Cos'è Make (e perché si chiama così)
Make, fino al 2022 conosciuto come Integromat, è una piattaforma di automazione visuale. In pratica: un posto dove colleghi le tue app preferite e dici loro cosa fare in automatico.
Esempio concreto: ogni volta che ricevi un modulo compilato sul tuo sito, Make può salvare i dati in un foglio Google, mandare una mail di benvenuto e aggiungere il contatto al tuo programma di email marketing. Tutto da solo, senza che tu muova un dito.
Non serve saper programmare. Trascini blocchi visivi su uno schermo e li colleghi come pezzi di un puzzle. Ogni blocco rappresenta un'app o un'azione.
Come funziona (spiegato a un amico)
Pensa a Make come a un regista invisibile che coordina le tue app.
Funziona con la logica trigger → azione:
- Trigger: qualcosa che fa scattare l'automazione (es. ricevi una mail, qualcuno compila un form, arriva un pagamento)
- Azione: quello che succede di conseguenza (es. crea una riga su un foglio Excel, manda un messaggio su Slack, genera un PDF)
Puoi collegare centinaia di app diverse: Gmail, Notion, WhatsApp Business, Stripe, Airtable, Google Drive e molte altre. Make supporta oltre 1.500 integrazioni.
La versione gratuita ti dà già abbastanza per iniziare. Quella a pagamento parte da pochi euro al mese e si scala in base a quante operazioni esegui.
A cosa serve nella pratica
Ecco alcuni usi reali che fanno risparmiare ore ogni settimana:
- Gestione dei lead: un cliente compila il form sul sito → Make aggiunge il contatto a HubSpot e manda una mail personalizzata in automatico
- Social media: pubblichi un articolo sul blog → Make lo condivide automaticamente su LinkedIn e Facebook
- Fatturazione: arriva un pagamento su Stripe → Make crea la fattura su FattureInCloud e te la manda via mail
- Notifiche interne: un cliente apre un ticket di assistenza → Make avvisa il team su Slack
Il vantaggio rispetto al concorrente più famoso, Zapier, è che Make è più flessibile e potente per flussi complessi, spesso a un prezzo inferiore.

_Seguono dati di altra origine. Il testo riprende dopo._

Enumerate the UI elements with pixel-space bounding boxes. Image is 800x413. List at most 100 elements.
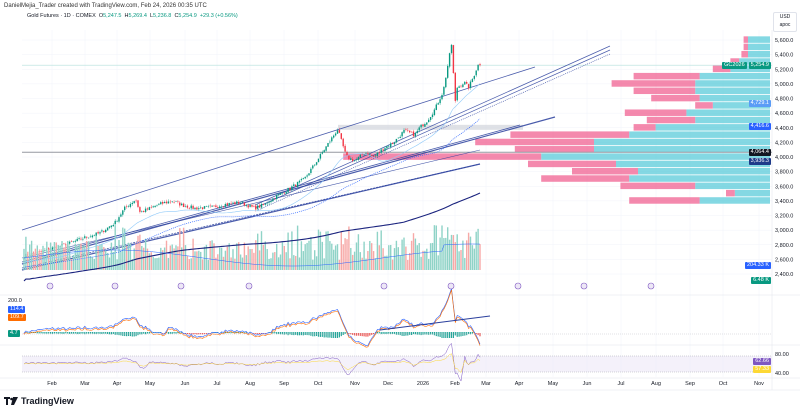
volume-bar (443, 238, 445, 270)
macd-histogram-bar (399, 332, 401, 336)
event-marker-icon[interactable] (177, 282, 185, 290)
x-tick-label: Apr (113, 381, 122, 387)
candle (469, 81, 472, 88)
candle (401, 132, 403, 137)
macd-histogram-bar (65, 332, 67, 334)
profile-bin-up (699, 72, 770, 80)
profile-bin-down (743, 36, 748, 43)
resistance-zone[interactable] (338, 124, 523, 130)
macd-histogram-bar (118, 332, 120, 336)
macd-histogram-bar (40, 332, 42, 334)
volume-bar (331, 243, 333, 270)
volume-bar (108, 257, 111, 270)
candle (131, 202, 133, 205)
macd-histogram-bar (338, 332, 340, 338)
volume-bar (63, 247, 65, 270)
rsi-pane[interactable]: 80.00 40.00 (22, 342, 789, 382)
volume-bar (34, 248, 37, 270)
candle (418, 127, 420, 131)
trendline[interactable] (254, 49, 611, 209)
macd-histogram-bar (355, 333, 358, 336)
macd-histogram-bar (221, 332, 223, 333)
y-tick-label: 2,600.0 (775, 257, 793, 263)
y-tick-label: 5,400.0 (775, 53, 793, 59)
event-marker-icon[interactable] (647, 282, 655, 290)
moving-average-line (23, 192, 481, 282)
event-marker-icon[interactable] (46, 282, 54, 290)
volume-bar (36, 245, 38, 270)
event-marker-icon[interactable] (111, 282, 119, 290)
macd-axis-label: 200.0 (8, 298, 22, 304)
macd-histogram-bar (148, 332, 150, 334)
volume-bar (336, 244, 339, 270)
trendline[interactable] (21, 124, 521, 263)
candle (234, 202, 236, 205)
macd-histogram-bar (29, 332, 31, 333)
macd-histogram-bar (46, 332, 48, 334)
profile-bin-up (695, 182, 770, 190)
trendline[interactable] (254, 45, 611, 206)
volume-bar (236, 243, 238, 270)
trendline[interactable] (21, 66, 536, 231)
candle (367, 153, 369, 156)
event-marker-icon[interactable] (380, 282, 388, 290)
volume-bar (334, 245, 337, 270)
volume-bar (175, 245, 177, 270)
x-tick-label: Mar (481, 381, 491, 387)
volume-bar (308, 240, 310, 270)
trendline[interactable] (257, 53, 611, 211)
candle (382, 149, 384, 151)
candle (124, 206, 126, 211)
y-tick-label: 4,200.0 (775, 140, 793, 146)
volume-bar (454, 242, 456, 270)
candle (431, 114, 434, 117)
volume-bar (144, 238, 147, 270)
macd-histogram-bar (186, 333, 188, 335)
candle (99, 232, 101, 234)
volume-bar (177, 246, 179, 270)
candle (393, 142, 396, 145)
volume-bar (220, 247, 223, 270)
profile-bin-up (629, 175, 770, 182)
event-marker-icon[interactable] (245, 282, 253, 290)
candle (266, 203, 268, 205)
tradingview-logo[interactable]: TradingView (4, 396, 74, 406)
profile-bin-up (730, 65, 770, 73)
volume-bar (91, 257, 94, 270)
candle (293, 184, 295, 187)
macd-pane[interactable]: 200.0 (8, 288, 772, 348)
volume-bar (357, 234, 360, 270)
candle (186, 205, 189, 208)
macd-histogram-bar (228, 332, 230, 334)
candle (241, 201, 244, 203)
trendline[interactable] (21, 149, 481, 259)
volume-bar (319, 231, 322, 270)
macd-histogram-bar (80, 332, 82, 334)
symbol-legend[interactable]: Gold Futures · 1D · COMEX O5,247.5 H5,26… (27, 13, 238, 19)
macd-histogram-bar (253, 333, 255, 334)
candle (452, 45, 455, 74)
volume-bar (287, 232, 289, 270)
event-marker-icon[interactable] (514, 282, 522, 290)
candle (295, 184, 297, 187)
event-marker-icon[interactable] (447, 282, 455, 290)
volume-bar (257, 233, 259, 270)
candle (91, 235, 94, 238)
macd-histogram-bar (437, 332, 439, 337)
volume-bar (112, 251, 114, 270)
volume-bar (190, 258, 192, 270)
volume-bar (416, 245, 418, 270)
open-value: 5,247.5 (103, 13, 122, 19)
volume-bar (429, 243, 432, 270)
macd-trendline[interactable] (379, 315, 491, 331)
candle (388, 146, 390, 147)
candle (165, 201, 168, 204)
profile-bin-up (695, 116, 770, 124)
event-marker-icon[interactable] (580, 282, 588, 290)
volume-bar (135, 242, 137, 270)
volume-bar (122, 227, 124, 270)
currency-selector[interactable]: USD apoc (773, 12, 797, 32)
volume-bar (89, 256, 92, 270)
macd-histogram-bar (259, 333, 261, 335)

Perché ti riguarda (soprattutto se lavori da solo)
Se sei un freelancer o un piccolo imprenditore, il tuo tempo vale oro. Ogni ora che passi a copiare dati da un posto all'altro, mandare mail di follow-up o aggiornare fogli di calcolo è un'ora che non stai usando per lavorare o vivere.
Make ti permette di delegare queste attività a una macchina, senza assumere nessuno e senza imparare a programmare.

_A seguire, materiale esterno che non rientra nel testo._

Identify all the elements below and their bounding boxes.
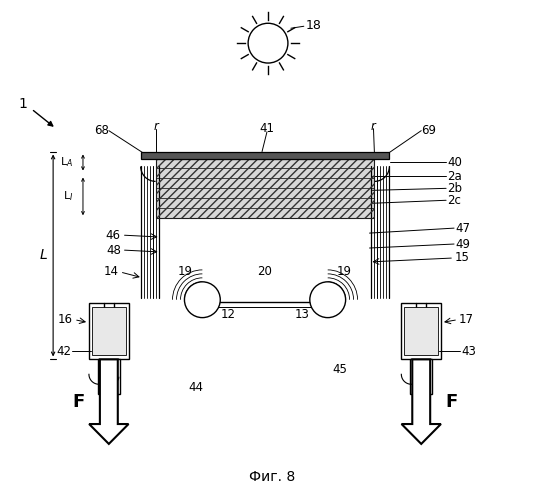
Text: 15: 15 <box>455 252 470 264</box>
Text: 19: 19 <box>178 266 193 278</box>
Bar <box>156 158 374 218</box>
Bar <box>156 158 374 218</box>
Text: 40: 40 <box>447 156 462 169</box>
Text: 44: 44 <box>188 380 203 394</box>
Text: 16: 16 <box>58 313 73 326</box>
Text: 45: 45 <box>332 363 347 376</box>
Text: 2b: 2b <box>447 182 462 195</box>
Bar <box>401 302 441 360</box>
Text: F: F <box>73 392 85 410</box>
Polygon shape <box>401 360 441 444</box>
Text: L$_I$: L$_I$ <box>63 190 73 203</box>
Text: Фиг. 8: Фиг. 8 <box>249 470 295 484</box>
Text: 1: 1 <box>19 97 28 111</box>
Circle shape <box>248 24 288 63</box>
Circle shape <box>310 282 345 318</box>
Text: 48: 48 <box>106 244 121 256</box>
Text: L: L <box>39 248 47 262</box>
Text: 46: 46 <box>106 228 121 241</box>
Text: 19: 19 <box>337 266 352 278</box>
Text: 2a: 2a <box>447 170 462 183</box>
Text: 17: 17 <box>459 313 474 326</box>
Text: F: F <box>445 392 457 410</box>
Text: 43: 43 <box>461 345 476 358</box>
Text: r: r <box>371 120 376 133</box>
Bar <box>410 360 432 394</box>
Bar <box>101 364 117 391</box>
Bar <box>404 306 438 356</box>
Text: r: r <box>153 120 158 133</box>
Bar <box>141 152 390 158</box>
Text: 49: 49 <box>455 238 470 250</box>
Polygon shape <box>89 360 128 444</box>
Bar <box>92 306 126 356</box>
Text: 47: 47 <box>455 222 470 234</box>
Text: 41: 41 <box>259 122 275 135</box>
Text: 13: 13 <box>294 308 310 321</box>
Text: 2c: 2c <box>447 194 461 207</box>
Text: L$_A$: L$_A$ <box>60 156 73 170</box>
Text: 68: 68 <box>94 124 109 137</box>
Bar <box>413 364 429 391</box>
Text: 20: 20 <box>258 266 273 278</box>
Text: 14: 14 <box>104 266 119 278</box>
Bar <box>89 302 129 360</box>
Text: 42: 42 <box>56 345 71 358</box>
Text: 12: 12 <box>221 308 236 321</box>
Circle shape <box>184 282 220 318</box>
Bar <box>98 360 120 394</box>
Text: 69: 69 <box>421 124 436 137</box>
Text: 18: 18 <box>306 19 322 32</box>
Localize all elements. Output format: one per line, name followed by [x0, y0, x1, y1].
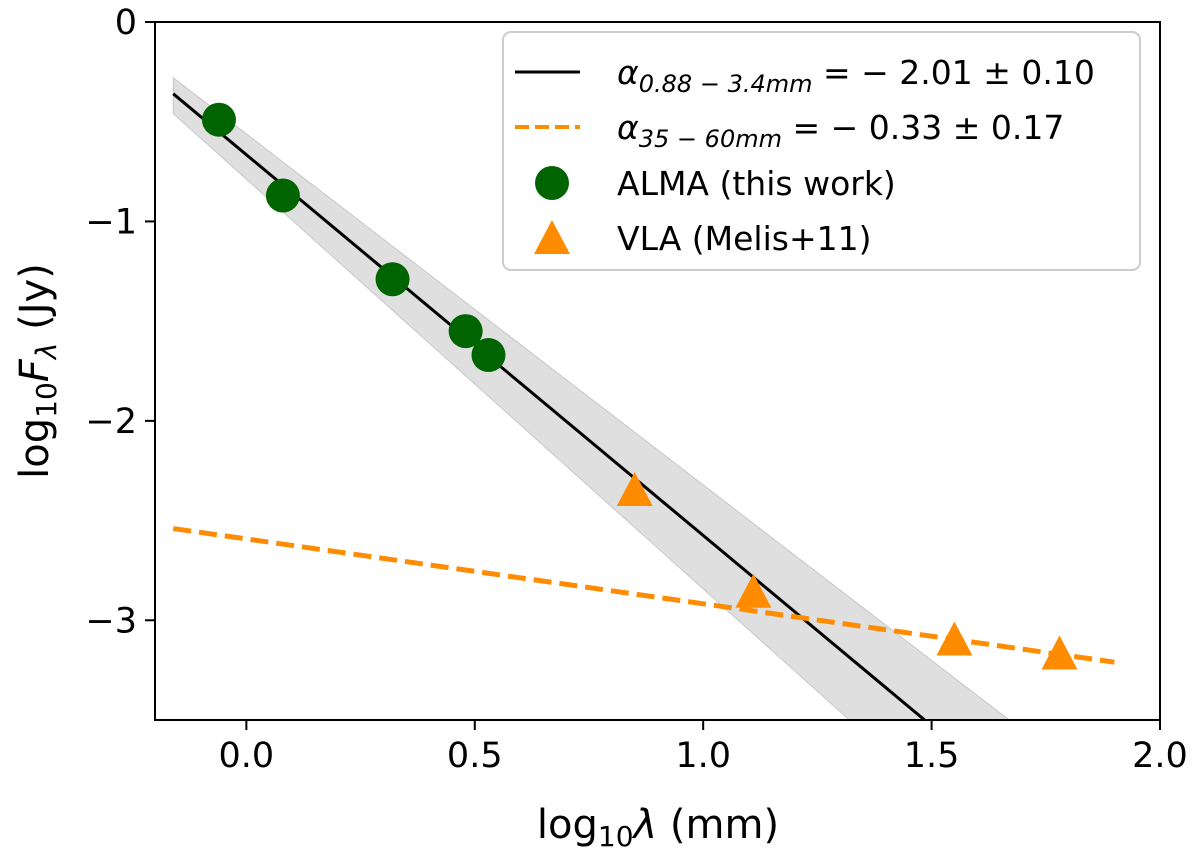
y-tick-label: −1 — [85, 202, 137, 242]
legend-frame — [502, 31, 1141, 271]
alma-data-point — [265, 178, 300, 213]
alma-data-point — [471, 338, 506, 373]
alma-data-point — [201, 102, 236, 137]
x-tick-label: 0.0 — [219, 736, 275, 776]
vla-data-point — [1041, 635, 1078, 670]
legend-label-alpha-long: α35 − 60mm = − 0.33 ± 0.17 — [617, 108, 1064, 153]
y-tick-label: −2 — [85, 402, 137, 442]
vla-data-point — [735, 573, 772, 608]
x-tick-label: 0.5 — [447, 736, 503, 776]
y-tick-label: −3 — [85, 601, 137, 641]
legend: α0.88 − 3.4mm = − 2.01 ± 0.10 α35 − 60mm… — [502, 31, 1141, 271]
x-axis-label: log10λ (mm) — [537, 802, 779, 852]
legend-swatch-vla-triangle — [534, 220, 570, 254]
y-axis-label: log10Fλ (Jy) — [12, 263, 63, 479]
vla-data-point — [616, 472, 653, 506]
y-tick-label: 0 — [115, 3, 137, 43]
legend-label-vla: VLA (Melis+11) — [617, 219, 871, 258]
x-tick-label: 1.0 — [675, 736, 731, 776]
x-tick-label: 1.5 — [904, 736, 960, 776]
plot-frame — [154, 21, 1161, 721]
legend-swatch-alma-circle — [535, 166, 569, 200]
legend-label-alpha-short: α0.88 − 3.4mm = − 2.01 ± 0.10 — [617, 53, 1095, 98]
dashed-fit-line — [172, 526, 1115, 665]
alma-data-point — [375, 262, 410, 297]
uncertainty-band-layer — [172, 76, 1011, 720]
fit-uncertainty-band — [172, 76, 1011, 720]
data-point-layer — [201, 102, 1078, 670]
vla-data-point — [936, 621, 973, 656]
alma-data-point — [448, 314, 483, 349]
legend-label-alma: ALMA (this work) — [617, 164, 896, 203]
axis-ticks: 0.0 0.5 1.0 1.5 2.0 0 −1 −2 −3 — [85, 3, 1187, 776]
x-tick-label: 2.0 — [1132, 736, 1188, 776]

In Italia molti professionisti lo usano già per automatizzare preventivi, gestire prenotazioni o sincronizzare i dati tra diversi gestionali. Non è fantascienza, è uno strumento pratico che puoi imparare in un weekend.
E una volta che un'automazione gira, lavora per te 24 ore su 24. Questo si chiama lavorare in modo intelligente.